The Colonel’s defection is one of many recently announced by the South Korean Government. Three days before this announcement it was revealed that 13 North Koreans working in a foreign restaurant had defected to the south in a mass exodus. The Colonel is regarded as an elite member of the North Korean government by other recent defectors. Some analysts believe the Colonel is an “intelligence goldmine” related to North Korean military operations. This defection could lead to the biggest leak in North Korean intelligence since 1997, when Hwang Jang-yop, a senior ruling Workers’ Party official who once tutored Kim’s late dictator father Kim Jong I, fled to the South. Jang-yop’s defection was widely celebrated as a major signal that North’s political system was vastly inferior to the South’s.

South Korea’s spy agency alleges that the Colonel’s defection could be a signal that Kim Jong-Un is losing his grip on the North Korean political system. According to the agency over 70 officials have been executed since Kim took power in 2012. They state that various officials are fleeing the country and seeking asylum in South Korea to avoid these purges. South Korea’s Unification Ministry also confirmed that a North Korean diplomat based in Africa also defected to the south to avoid one of these executions. Despite the South’s claims these numbers are impossible to confirm due to the North’s vice-like grip on all information going in or out of the secretive nation.

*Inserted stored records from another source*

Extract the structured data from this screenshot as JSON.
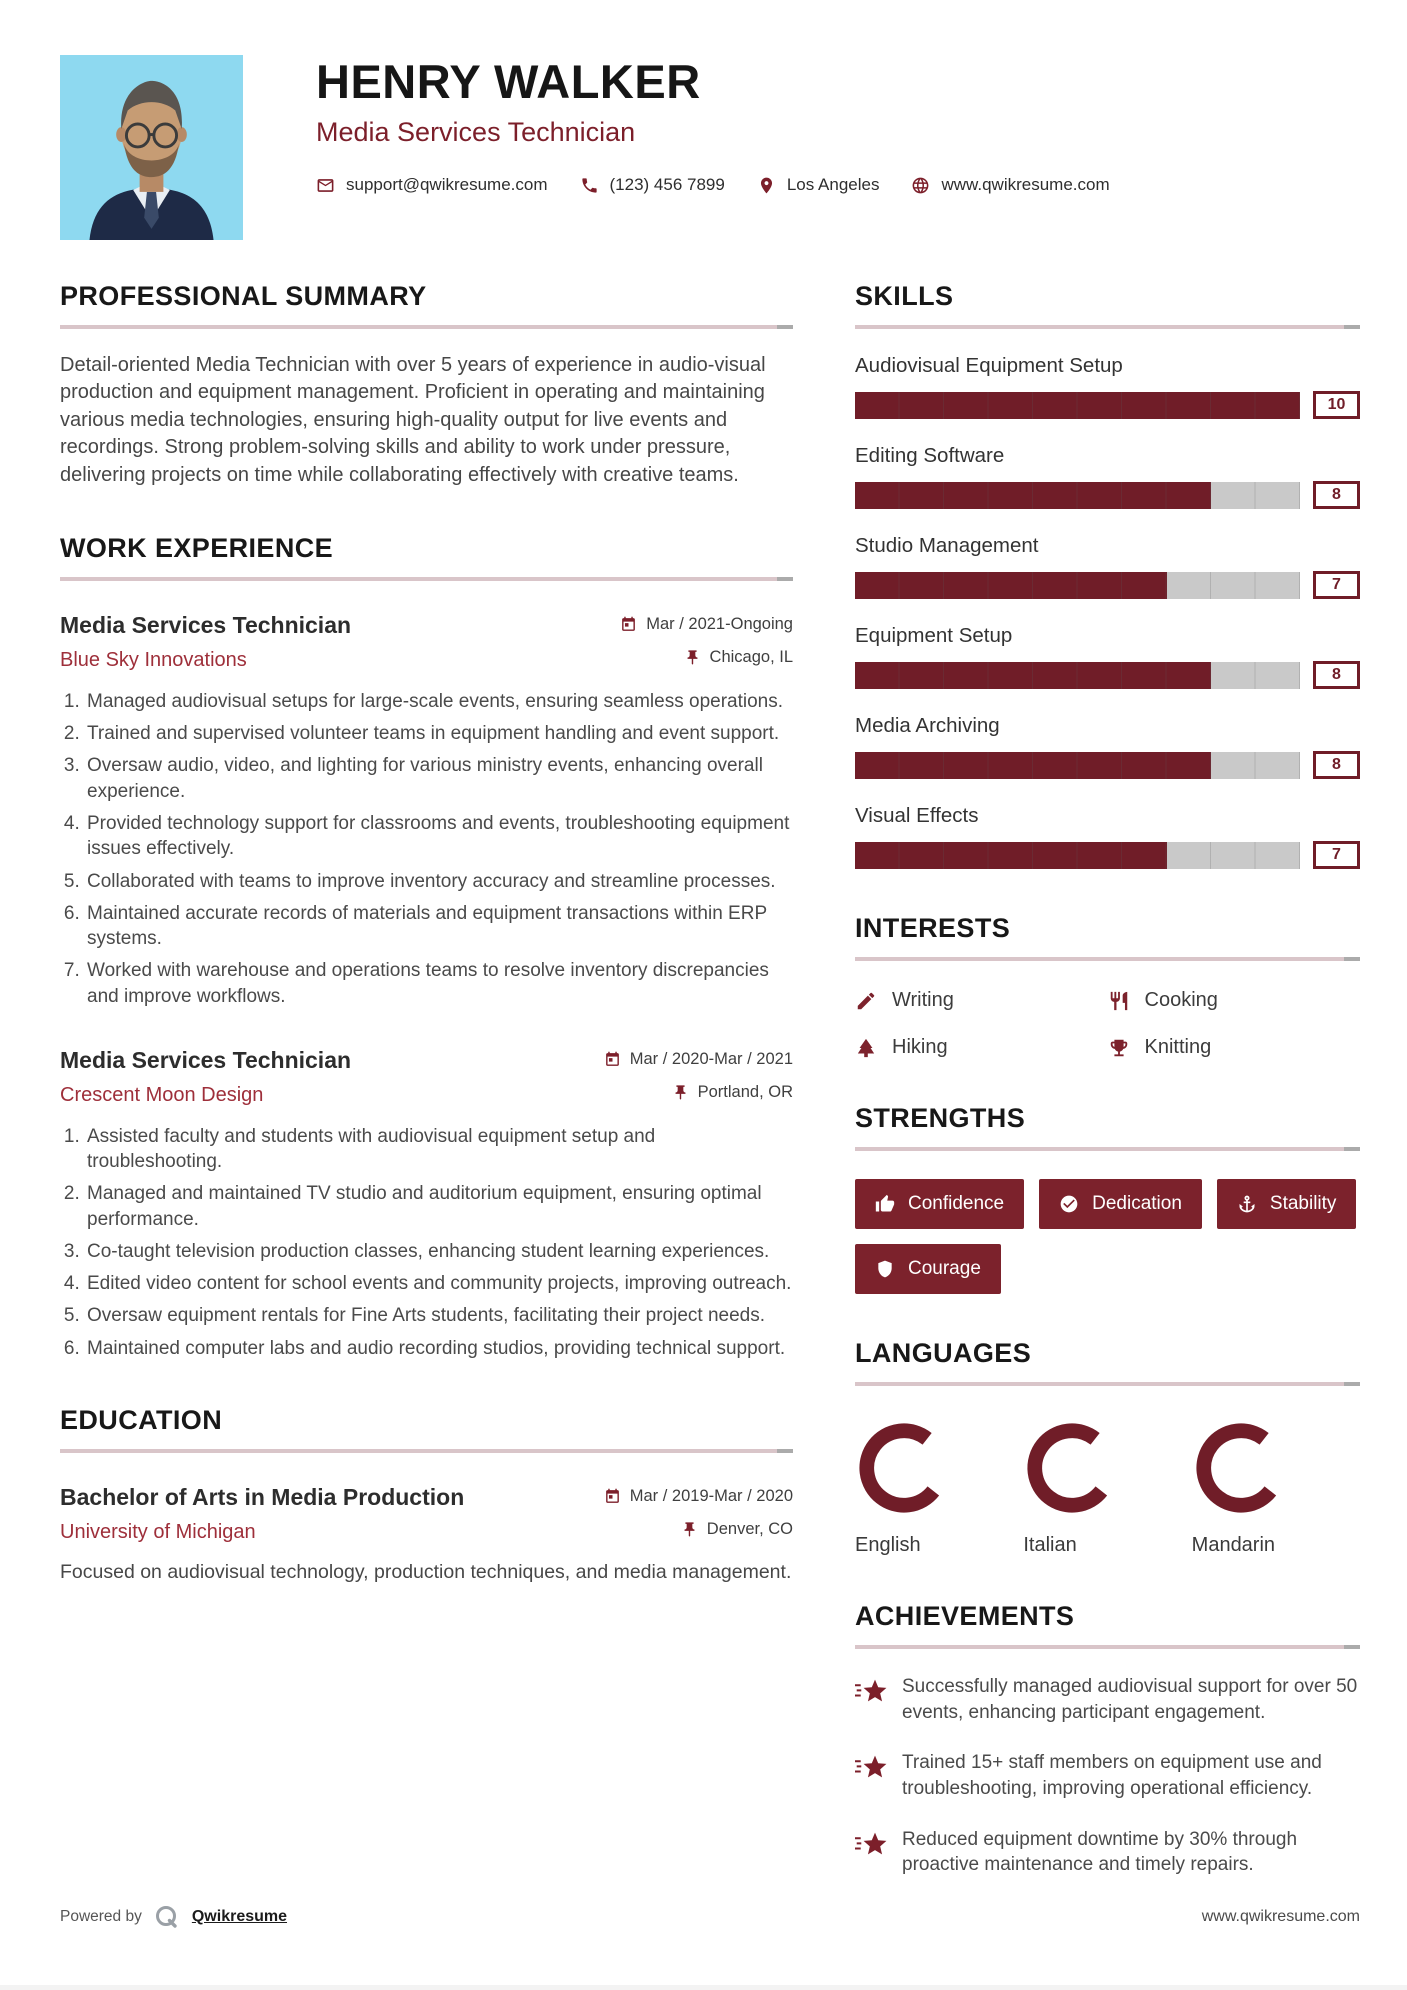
{
  "theme": {
    "maroon": "#701d28",
    "chip_maroon": "#7c222c",
    "company_red": "#9e2f3a",
    "body_text": "#474747",
    "heading": "#181818",
    "track_gray": "#c9c9c9",
    "photo_background": "#8ed9f0"
  },
  "header": {
    "name": "HENRY WALKER",
    "title": "Media Services Technician",
    "contact": [
      {
        "icon": "email-icon",
        "text": "support@qwikresume.com"
      },
      {
        "icon": "phone-icon",
        "text": "(123) 456 7899"
      },
      {
        "icon": "location-icon",
        "text": "Los Angeles"
      },
      {
        "icon": "globe-icon",
        "text": "www.qwikresume.com"
      }
    ]
  },
  "summary": {
    "heading": "PROFESSIONAL SUMMARY",
    "text": "Detail-oriented Media Technician with over 5 years of experience in audio-visual production and equipment management. Proficient in operating and maintaining various media technologies, ensuring high-quality output for live events and recordings. Strong problem-solving skills and ability to work under pressure, delivering projects on time while collaborating effectively with creative teams."
  },
  "experience": {
    "heading": "WORK EXPERIENCE",
    "jobs": [
      {
        "title": "Media Services Technician",
        "company": "Blue Sky Innovations",
        "date": "Mar / 2021-Ongoing",
        "location": "Chicago, IL",
        "bullets": [
          "Managed audiovisual setups for large-scale events, ensuring seamless operations.",
          "Trained and supervised volunteer teams in equipment handling and event support.",
          "Oversaw audio, video, and lighting for various ministry events, enhancing overall experience.",
          "Provided technology support for classrooms and events, troubleshooting equipment issues effectively.",
          "Collaborated with teams to improve inventory accuracy and streamline processes.",
          "Maintained accurate records of materials and equipment transactions within ERP systems.",
          "Worked with warehouse and operations teams to resolve inventory discrepancies and improve workflows."
        ]
      },
      {
        "title": "Media Services Technician",
        "company": "Crescent Moon Design",
        "date": "Mar / 2020-Mar / 2021",
        "location": "Portland, OR",
        "bullets": [
          "Assisted faculty and students with audiovisual equipment setup and troubleshooting.",
          "Managed and maintained TV studio and auditorium equipment, ensuring optimal performance.",
          "Co-taught television production classes, enhancing student learning experiences.",
          "Edited video content for school events and community projects, improving outreach.",
          "Oversaw equipment rentals for Fine Arts students, facilitating their project needs.",
          "Maintained computer labs and audio recording studios, providing technical support."
        ]
      }
    ]
  },
  "education": {
    "heading": "EDUCATION",
    "degree": "Bachelor of Arts in Media Production",
    "school": "University of Michigan",
    "date": "Mar / 2019-Mar / 2020",
    "location": "Denver, CO",
    "description": "Focused on audiovisual technology, production techniques, and media management."
  },
  "skills": {
    "heading": "SKILLS",
    "max": 10,
    "items": [
      {
        "name": "Audiovisual Equipment Setup",
        "level": 10
      },
      {
        "name": "Editing Software",
        "level": 8
      },
      {
        "name": "Studio Management",
        "level": 7
      },
      {
        "name": "Equipment Setup",
        "level": 8
      },
      {
        "name": "Media Archiving",
        "level": 8
      },
      {
        "name": "Visual Effects",
        "level": 7
      }
    ]
  },
  "interests": {
    "heading": "INTERESTS",
    "items": [
      {
        "icon": "pencil-icon",
        "label": "Writing"
      },
      {
        "icon": "utensils-icon",
        "label": "Cooking"
      },
      {
        "icon": "tree-icon",
        "label": "Hiking"
      },
      {
        "icon": "trophy-icon",
        "label": "Knitting"
      }
    ]
  },
  "strengths": {
    "heading": "STRENGTHS",
    "items": [
      {
        "icon": "thumbs-up-icon",
        "label": "Confidence"
      },
      {
        "icon": "check-circle-icon",
        "label": "Dedication"
      },
      {
        "icon": "anchor-icon",
        "label": "Stability"
      },
      {
        "icon": "shield-icon",
        "label": "Courage"
      }
    ]
  },
  "languages": {
    "heading": "LANGUAGES",
    "items": [
      {
        "name": "English",
        "percent": 75
      },
      {
        "name": "Italian",
        "percent": 75
      },
      {
        "name": "Mandarin",
        "percent": 75
      }
    ]
  },
  "achievements": {
    "heading": "ACHIEVEMENTS",
    "items": [
      "Successfully managed audiovisual support for over 50 events, enhancing participant engagement.",
      "Trained 15+ staff members on equipment use and troubleshooting, improving operational efficiency.",
      "Reduced equipment downtime by 30% through proactive maintenance and timely repairs."
    ]
  },
  "footer": {
    "powered_by": "Powered by",
    "brand": "Qwikresume",
    "website": "www.qwikresume.com"
  }
}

Despite the debate about the accuracy in number of executions of North Korean officials or number of defectors from the North to South the Colonel going AWOL is being viewed as a major intelligence victory. The high-ranking official had access to a level of classified information not seen since Hwang Jang-Yop’s defection in 1997. Not only is the Colonel the most informed refugee in over a decade, he is willing to share the information he was privy to. South Korea’s Yohap News Agency claims the Colonel has already leaked information about the secretive Bureau 121 in the following statement issued on Monday April 11 2016.

“He is believed to have stated details about the bureau’s operations against South Korea to authorities here,”

Defections have always been, and will continue to be, a major source of conflict between the North and South. The North claims the South entices citizens to defect with promises of save haven and an un-attainable lifestyle, while the South claims defectors leave on their own accord due to the harsh politics of the North and unbearable living conditions brought on by the struggling economy.